If you find it impossible to believe that the Tar Sands are perched on a platform of outright lies and government incompetence, I'd recommend you read Dave Climenhaga's post on Andrew Nikiforuk's address to the Parkland Institute's annual conference.
...oversupplying a global market that doesn’t need more oilsands bitumen will only lower prices, argued the author and journalist who has written about Alberta’s energy industry for three decades. “That’s Economics 101.”
Instead, the Notley Government has adopted an energy development policy little different from that of preceding Conservative governments or the United Conservative Party Opposition, Mr. Nikiforuk asserted, arguing that such an approach is more likely to intensify the province’s economic pain than ease it.
Shielding the industry from market forces through rock bottom royalties that effectively act as subsidies and using pipelines to create a supply glut of low-quality refinery feedstock is incompetent governance, whether it’s done by New Democrats or Conservatives, Mr. Nikiforuk said.

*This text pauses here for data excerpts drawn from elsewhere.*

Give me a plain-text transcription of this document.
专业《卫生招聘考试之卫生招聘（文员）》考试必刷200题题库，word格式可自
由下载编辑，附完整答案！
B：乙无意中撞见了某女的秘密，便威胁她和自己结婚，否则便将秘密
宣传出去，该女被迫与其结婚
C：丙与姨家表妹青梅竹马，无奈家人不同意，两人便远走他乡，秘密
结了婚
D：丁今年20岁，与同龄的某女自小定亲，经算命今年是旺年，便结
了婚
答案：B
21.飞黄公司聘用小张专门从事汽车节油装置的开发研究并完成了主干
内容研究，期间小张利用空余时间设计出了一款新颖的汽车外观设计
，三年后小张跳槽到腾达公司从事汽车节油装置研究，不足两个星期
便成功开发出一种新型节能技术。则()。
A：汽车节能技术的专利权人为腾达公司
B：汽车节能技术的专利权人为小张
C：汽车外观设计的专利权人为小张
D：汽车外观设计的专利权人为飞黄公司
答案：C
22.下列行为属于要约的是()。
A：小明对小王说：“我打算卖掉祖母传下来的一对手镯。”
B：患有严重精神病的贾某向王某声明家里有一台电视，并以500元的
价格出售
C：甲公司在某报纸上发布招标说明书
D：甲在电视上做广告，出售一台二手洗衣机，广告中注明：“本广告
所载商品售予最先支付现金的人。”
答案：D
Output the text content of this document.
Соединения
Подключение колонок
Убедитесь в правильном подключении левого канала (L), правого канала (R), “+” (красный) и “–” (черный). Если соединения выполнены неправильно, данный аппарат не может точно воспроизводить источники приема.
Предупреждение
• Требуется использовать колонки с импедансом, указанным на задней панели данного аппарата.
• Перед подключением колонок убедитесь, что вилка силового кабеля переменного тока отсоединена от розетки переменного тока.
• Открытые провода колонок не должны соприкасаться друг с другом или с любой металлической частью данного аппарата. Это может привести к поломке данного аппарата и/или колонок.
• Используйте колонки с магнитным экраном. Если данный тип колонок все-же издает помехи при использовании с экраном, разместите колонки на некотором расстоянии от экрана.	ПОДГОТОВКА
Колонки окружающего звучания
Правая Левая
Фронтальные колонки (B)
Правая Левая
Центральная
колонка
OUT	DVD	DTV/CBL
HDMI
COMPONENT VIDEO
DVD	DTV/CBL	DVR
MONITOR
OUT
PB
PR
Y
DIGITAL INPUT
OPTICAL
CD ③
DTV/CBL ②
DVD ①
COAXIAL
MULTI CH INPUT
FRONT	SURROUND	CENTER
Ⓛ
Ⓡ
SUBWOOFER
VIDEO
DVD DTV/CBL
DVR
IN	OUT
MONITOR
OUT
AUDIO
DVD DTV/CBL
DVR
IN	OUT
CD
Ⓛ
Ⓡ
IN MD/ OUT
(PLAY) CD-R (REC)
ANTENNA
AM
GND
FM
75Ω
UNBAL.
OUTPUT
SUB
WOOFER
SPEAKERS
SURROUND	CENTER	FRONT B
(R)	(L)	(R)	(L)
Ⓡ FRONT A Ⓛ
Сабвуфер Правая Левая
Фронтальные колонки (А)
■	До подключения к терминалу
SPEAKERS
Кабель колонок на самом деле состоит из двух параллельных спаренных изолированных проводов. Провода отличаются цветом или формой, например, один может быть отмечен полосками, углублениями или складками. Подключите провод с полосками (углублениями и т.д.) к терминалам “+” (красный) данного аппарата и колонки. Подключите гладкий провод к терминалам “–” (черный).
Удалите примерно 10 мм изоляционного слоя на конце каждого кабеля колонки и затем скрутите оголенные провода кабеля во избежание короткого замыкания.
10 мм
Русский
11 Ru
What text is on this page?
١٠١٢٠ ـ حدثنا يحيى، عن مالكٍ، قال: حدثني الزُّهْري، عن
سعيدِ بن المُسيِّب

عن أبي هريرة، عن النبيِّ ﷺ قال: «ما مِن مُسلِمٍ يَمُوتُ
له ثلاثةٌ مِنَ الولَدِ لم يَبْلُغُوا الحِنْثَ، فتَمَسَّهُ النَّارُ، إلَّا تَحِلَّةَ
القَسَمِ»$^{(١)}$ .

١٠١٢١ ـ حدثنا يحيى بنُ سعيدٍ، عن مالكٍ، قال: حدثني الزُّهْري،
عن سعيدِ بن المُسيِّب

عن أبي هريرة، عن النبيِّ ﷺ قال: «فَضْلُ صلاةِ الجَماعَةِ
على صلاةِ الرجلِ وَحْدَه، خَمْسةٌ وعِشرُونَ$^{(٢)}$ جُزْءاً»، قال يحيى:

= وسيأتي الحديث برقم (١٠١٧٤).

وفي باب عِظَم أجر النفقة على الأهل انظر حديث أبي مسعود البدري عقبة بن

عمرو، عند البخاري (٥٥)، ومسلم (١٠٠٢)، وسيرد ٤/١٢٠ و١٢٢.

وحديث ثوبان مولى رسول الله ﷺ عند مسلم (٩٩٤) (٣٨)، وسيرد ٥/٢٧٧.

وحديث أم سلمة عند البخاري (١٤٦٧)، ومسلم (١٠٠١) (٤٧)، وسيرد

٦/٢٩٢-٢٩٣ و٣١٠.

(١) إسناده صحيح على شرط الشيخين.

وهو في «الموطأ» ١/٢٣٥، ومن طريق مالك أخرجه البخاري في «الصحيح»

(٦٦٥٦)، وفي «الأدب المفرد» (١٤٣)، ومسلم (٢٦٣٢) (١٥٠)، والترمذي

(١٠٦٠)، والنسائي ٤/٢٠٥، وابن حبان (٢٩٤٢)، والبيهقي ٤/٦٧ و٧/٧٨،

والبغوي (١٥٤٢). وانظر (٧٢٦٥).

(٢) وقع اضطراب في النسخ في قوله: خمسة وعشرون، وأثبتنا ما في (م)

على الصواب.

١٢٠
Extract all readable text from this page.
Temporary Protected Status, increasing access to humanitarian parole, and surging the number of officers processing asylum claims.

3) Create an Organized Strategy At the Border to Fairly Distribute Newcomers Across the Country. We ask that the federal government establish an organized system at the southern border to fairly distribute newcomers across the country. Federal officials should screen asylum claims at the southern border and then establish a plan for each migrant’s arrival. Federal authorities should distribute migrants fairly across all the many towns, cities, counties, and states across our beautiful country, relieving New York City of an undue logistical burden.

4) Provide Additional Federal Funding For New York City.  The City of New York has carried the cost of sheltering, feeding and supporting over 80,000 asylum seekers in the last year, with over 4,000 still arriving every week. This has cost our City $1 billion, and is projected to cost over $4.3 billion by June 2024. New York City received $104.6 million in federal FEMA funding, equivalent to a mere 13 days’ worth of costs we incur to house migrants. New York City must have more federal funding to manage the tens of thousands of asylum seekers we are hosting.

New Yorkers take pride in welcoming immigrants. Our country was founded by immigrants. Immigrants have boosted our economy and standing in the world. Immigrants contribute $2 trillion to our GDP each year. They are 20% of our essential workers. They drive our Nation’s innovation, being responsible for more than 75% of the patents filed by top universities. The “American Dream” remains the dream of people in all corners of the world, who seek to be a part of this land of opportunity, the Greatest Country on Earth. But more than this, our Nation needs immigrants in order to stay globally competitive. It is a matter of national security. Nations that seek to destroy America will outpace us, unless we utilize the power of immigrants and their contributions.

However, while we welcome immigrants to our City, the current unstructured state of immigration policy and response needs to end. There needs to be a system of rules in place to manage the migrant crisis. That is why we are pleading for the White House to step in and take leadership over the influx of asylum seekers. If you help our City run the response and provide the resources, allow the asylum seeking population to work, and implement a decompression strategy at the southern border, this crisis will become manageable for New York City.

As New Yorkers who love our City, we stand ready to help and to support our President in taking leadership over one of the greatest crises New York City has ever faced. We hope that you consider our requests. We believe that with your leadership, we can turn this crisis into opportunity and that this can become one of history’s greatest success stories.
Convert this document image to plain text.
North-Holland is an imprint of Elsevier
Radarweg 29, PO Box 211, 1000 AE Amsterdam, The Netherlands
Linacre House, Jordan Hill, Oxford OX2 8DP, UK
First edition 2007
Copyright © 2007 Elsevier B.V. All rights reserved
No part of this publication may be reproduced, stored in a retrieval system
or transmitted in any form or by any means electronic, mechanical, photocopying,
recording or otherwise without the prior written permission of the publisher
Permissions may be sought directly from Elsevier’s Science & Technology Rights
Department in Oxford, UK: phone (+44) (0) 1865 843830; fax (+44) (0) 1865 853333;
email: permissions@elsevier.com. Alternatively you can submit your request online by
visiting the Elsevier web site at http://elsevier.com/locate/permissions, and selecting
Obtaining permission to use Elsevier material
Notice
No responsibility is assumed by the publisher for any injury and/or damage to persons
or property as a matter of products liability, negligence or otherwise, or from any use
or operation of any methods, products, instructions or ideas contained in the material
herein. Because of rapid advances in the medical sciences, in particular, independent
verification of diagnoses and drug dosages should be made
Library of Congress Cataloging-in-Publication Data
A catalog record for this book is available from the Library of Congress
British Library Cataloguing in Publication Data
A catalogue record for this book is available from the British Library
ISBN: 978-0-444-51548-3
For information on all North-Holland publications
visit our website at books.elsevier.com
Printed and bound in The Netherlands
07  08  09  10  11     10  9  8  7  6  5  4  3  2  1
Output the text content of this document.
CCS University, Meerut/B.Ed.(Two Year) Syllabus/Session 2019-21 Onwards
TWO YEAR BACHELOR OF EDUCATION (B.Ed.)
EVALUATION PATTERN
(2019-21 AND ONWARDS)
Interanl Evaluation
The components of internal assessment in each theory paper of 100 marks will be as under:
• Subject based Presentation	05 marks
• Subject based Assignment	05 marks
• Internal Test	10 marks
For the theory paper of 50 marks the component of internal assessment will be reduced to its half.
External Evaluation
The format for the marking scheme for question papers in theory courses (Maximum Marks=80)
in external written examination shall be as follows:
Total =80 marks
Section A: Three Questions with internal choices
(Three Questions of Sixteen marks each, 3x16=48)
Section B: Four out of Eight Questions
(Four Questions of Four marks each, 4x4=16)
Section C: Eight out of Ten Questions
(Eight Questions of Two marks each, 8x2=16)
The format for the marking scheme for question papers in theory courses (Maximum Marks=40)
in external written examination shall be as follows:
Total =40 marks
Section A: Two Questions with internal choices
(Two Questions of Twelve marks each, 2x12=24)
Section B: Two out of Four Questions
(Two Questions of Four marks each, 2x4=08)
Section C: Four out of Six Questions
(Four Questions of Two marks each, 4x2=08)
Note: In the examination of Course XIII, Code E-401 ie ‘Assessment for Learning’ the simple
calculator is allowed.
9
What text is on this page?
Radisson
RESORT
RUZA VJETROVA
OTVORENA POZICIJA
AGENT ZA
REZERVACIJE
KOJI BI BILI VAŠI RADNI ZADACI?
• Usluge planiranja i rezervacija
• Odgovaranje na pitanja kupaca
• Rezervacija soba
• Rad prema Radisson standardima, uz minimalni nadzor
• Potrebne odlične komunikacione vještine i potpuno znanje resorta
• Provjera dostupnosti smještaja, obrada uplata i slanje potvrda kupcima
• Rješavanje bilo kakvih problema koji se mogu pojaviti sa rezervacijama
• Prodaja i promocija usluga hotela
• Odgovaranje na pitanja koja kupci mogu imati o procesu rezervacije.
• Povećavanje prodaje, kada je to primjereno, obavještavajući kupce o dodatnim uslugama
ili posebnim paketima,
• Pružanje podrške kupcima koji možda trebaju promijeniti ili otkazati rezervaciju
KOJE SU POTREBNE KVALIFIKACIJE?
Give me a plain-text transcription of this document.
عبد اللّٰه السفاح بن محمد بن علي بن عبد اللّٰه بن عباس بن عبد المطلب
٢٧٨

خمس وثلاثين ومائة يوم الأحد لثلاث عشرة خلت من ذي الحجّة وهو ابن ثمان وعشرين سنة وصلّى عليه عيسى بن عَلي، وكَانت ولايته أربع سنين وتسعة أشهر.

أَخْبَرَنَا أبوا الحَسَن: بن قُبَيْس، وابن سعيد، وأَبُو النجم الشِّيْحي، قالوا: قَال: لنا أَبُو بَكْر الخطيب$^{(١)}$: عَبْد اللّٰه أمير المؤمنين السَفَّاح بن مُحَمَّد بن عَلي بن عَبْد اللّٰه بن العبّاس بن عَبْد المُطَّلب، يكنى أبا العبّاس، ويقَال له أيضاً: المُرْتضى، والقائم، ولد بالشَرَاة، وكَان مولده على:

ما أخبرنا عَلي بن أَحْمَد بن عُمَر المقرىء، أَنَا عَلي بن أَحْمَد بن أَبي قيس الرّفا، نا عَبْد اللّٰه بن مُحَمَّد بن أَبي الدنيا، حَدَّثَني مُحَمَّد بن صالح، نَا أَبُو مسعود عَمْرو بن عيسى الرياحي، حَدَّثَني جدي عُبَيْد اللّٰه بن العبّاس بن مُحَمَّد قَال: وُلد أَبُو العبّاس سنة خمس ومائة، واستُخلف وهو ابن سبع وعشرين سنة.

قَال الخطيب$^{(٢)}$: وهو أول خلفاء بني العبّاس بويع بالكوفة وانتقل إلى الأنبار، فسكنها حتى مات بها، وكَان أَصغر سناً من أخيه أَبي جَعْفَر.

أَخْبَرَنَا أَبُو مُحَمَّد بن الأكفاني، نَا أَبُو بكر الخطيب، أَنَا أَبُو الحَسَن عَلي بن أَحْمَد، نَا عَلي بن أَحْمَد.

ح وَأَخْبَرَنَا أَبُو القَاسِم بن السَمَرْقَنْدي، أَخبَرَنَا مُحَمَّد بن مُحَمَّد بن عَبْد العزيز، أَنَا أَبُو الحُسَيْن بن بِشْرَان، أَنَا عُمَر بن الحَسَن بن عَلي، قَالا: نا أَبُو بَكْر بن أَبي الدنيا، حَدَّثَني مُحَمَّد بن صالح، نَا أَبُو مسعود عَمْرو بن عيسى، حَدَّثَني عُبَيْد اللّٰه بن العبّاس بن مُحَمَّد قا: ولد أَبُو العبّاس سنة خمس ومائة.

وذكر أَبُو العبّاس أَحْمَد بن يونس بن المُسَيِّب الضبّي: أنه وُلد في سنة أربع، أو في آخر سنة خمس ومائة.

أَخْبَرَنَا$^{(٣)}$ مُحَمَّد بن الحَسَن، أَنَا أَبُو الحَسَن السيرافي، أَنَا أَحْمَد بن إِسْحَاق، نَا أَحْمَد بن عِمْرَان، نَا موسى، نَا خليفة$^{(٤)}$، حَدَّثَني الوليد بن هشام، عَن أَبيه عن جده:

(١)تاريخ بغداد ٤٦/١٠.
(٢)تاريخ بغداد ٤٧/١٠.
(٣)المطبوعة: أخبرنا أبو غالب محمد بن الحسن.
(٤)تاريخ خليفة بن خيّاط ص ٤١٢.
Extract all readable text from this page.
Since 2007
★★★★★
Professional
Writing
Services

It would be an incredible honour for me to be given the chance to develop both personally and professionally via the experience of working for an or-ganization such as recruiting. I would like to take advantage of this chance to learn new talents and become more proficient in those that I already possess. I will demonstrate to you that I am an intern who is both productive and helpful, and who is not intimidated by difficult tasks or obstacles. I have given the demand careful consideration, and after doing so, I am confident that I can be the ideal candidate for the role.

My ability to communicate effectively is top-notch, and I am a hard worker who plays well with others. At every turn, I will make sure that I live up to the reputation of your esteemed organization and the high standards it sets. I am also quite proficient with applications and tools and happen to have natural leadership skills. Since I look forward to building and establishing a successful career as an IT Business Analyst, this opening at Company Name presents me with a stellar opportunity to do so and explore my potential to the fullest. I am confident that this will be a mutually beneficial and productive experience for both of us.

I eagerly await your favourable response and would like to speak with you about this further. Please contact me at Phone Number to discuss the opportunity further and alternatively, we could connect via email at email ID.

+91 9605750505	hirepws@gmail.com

...Mr. Nikiforuk said rock bottom royalties – the policy of the Klein Government perpetuated ever since, most recently by the Notley Government’s 2015 royalty review – essentially subsidizes industry profits, especially those of corporations with their own refining capacity elsewhere. At the same time, it does little for the economy. He said the policy also leaves taxpayers holding the bag for the inevitable clean up – estimated by one credible analysis to be over $260 billion.
As for the claim more pipelines will result in a narrower price differential thanks to new markets in Asia for Alberta bitumen, Mr. Nikiforuk said, that is a pipe dream that defies the laws of economics.
Never mind, he said, that the single study saying this, done for Kinder Morgan Inc. as a sales pitch when it was the Trans Mountain Pipeline Expansion Project’s sole proponent – and now apparently taken as gospel by the provincial and federal governments alike – “is bogus.”